2. Number of experts used to establish the ground truth for the test set and the qualifications of those experts:

   • This question is not applicable to this type of submission. The "ground truth" for the non-clinical performance of a device like a vial adapter is established through standardized engineering and laboratory testing protocols, not through expert consensus or clinical interpretation of data. The "acceptance criteria" are derived from these standards or internal specifications, not expert diagnostic agreement.

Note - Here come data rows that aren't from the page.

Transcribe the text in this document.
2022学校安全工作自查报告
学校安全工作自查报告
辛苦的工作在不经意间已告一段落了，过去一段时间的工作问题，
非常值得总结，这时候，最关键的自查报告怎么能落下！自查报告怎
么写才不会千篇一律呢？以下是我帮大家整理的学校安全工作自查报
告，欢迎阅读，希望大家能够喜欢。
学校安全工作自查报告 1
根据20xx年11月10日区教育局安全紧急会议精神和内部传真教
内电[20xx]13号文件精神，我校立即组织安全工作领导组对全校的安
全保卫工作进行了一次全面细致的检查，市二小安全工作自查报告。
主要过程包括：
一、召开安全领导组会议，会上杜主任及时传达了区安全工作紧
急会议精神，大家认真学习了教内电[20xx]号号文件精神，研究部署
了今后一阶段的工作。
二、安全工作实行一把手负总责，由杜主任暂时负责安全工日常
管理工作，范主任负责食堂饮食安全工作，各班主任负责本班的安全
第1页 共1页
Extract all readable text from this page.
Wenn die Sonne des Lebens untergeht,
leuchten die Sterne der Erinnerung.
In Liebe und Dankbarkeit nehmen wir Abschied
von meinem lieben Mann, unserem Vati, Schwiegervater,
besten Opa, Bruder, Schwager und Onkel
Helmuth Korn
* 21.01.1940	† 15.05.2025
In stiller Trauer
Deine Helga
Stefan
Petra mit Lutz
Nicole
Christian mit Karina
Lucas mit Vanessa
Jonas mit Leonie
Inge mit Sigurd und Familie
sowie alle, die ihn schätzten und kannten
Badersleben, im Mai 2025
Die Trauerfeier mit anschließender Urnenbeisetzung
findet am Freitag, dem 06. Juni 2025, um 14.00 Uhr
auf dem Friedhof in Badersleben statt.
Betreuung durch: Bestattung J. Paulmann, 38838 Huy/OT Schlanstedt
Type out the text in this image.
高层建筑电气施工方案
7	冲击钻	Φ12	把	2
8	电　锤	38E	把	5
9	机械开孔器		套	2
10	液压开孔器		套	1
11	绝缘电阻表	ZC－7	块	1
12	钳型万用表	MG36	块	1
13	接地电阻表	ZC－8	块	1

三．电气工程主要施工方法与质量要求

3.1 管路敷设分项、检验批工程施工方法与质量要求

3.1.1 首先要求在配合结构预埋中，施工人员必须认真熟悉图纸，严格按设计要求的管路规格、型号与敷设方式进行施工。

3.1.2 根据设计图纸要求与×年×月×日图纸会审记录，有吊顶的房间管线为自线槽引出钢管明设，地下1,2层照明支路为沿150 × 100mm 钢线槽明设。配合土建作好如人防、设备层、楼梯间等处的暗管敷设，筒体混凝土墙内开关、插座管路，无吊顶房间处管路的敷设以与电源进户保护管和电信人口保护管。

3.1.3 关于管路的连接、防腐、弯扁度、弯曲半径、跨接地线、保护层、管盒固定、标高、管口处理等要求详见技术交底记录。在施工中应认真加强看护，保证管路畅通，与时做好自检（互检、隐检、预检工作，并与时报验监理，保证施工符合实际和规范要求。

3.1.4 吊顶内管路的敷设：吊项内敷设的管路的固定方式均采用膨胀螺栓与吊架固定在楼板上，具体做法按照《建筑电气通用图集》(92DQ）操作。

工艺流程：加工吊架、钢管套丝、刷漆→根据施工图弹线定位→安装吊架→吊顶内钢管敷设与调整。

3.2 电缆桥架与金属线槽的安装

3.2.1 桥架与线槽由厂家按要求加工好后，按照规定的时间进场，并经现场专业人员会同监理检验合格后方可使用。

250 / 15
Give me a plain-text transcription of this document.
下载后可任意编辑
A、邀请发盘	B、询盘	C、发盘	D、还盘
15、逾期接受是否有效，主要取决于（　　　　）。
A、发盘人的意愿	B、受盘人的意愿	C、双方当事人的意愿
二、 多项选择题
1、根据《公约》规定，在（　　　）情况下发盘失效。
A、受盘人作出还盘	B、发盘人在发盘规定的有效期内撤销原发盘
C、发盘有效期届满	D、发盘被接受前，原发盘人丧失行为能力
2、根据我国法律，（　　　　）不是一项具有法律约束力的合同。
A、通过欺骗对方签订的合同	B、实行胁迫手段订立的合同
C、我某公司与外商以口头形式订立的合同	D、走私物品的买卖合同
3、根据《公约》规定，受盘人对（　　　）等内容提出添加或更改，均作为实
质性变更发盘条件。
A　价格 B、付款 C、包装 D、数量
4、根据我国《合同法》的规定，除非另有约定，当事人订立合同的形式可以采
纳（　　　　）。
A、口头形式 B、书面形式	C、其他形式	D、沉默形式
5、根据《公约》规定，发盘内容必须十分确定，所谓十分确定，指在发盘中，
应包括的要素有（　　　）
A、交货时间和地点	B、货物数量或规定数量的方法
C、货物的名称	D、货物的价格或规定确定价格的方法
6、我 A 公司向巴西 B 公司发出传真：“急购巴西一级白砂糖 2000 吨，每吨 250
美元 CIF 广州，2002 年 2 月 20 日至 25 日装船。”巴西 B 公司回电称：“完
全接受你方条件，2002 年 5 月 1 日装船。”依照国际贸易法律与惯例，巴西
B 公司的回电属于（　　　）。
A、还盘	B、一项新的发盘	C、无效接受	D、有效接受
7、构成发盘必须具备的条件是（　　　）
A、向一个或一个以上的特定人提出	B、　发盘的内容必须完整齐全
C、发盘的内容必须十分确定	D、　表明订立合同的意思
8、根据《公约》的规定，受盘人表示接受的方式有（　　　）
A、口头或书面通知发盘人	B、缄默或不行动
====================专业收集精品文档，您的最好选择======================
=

3. Adjudication method (e.g. 2+1, 3+1, none) for the test set:

   • This question is not applicable. Adjudication methods like 2+1 or 3+1 are used in clinical studies, typically for establishing ground truth in image analysis or diagnostic tasks where human interpretation is involved and subject to variability. For engineering performance testing of a physical device, the outcome is measured against predefined physical/chemical standards, not adjudicated by experts.

4. If a multi reader multi case (MRMC) comparative effectiveness study was done, If so, what was the effect size of how much human readers improve with AI vs without AI assistance:

   • This is not applicable. An MRMC study is relevant for AI-powered diagnostic devices where human readers (e.g., radiologists) interpret cases with and without AI assistance. This device is a mechanical vial adapter, not an AI diagnostic tool.
   • The document explicitly states: "There was no clinical testing required to support the medical device as the Indications for Use is equivalent to the predicate device. The substantial equivalence of the device is supported by the non-clinical testing."

5. If a standalone (i.e. algorithm only without human-in-the-loop performance) was done:

   • This is not applicable. This device is a mechanical adapter, not an algorithm or AI. The tests performed are on the physical device itself.

6. The type of ground truth used (expert consensus, pathology, outcomes data, etc.):

   • The "ground truth" for this device's performance is based on established engineering and medical device standards (ISO, USP, ASTM) and internal performance specifications. For example, "Leak Spike/Vial" is tested against ISO 8871-5:2016(F), and "Particulate Testing" against USP . Biocompatibility is tested against ISO 10993. These standards define the acceptable range or limits for specific performance parameters.

7. The sample size for the training set:

   • This is not applicable. The concept of a "training set" is relevant for machine learning algorithms. This device is a mechanical medical device, not an AI.

8. How the ground truth for the training set was established:

   • This is not applicable for the same reason as point 7.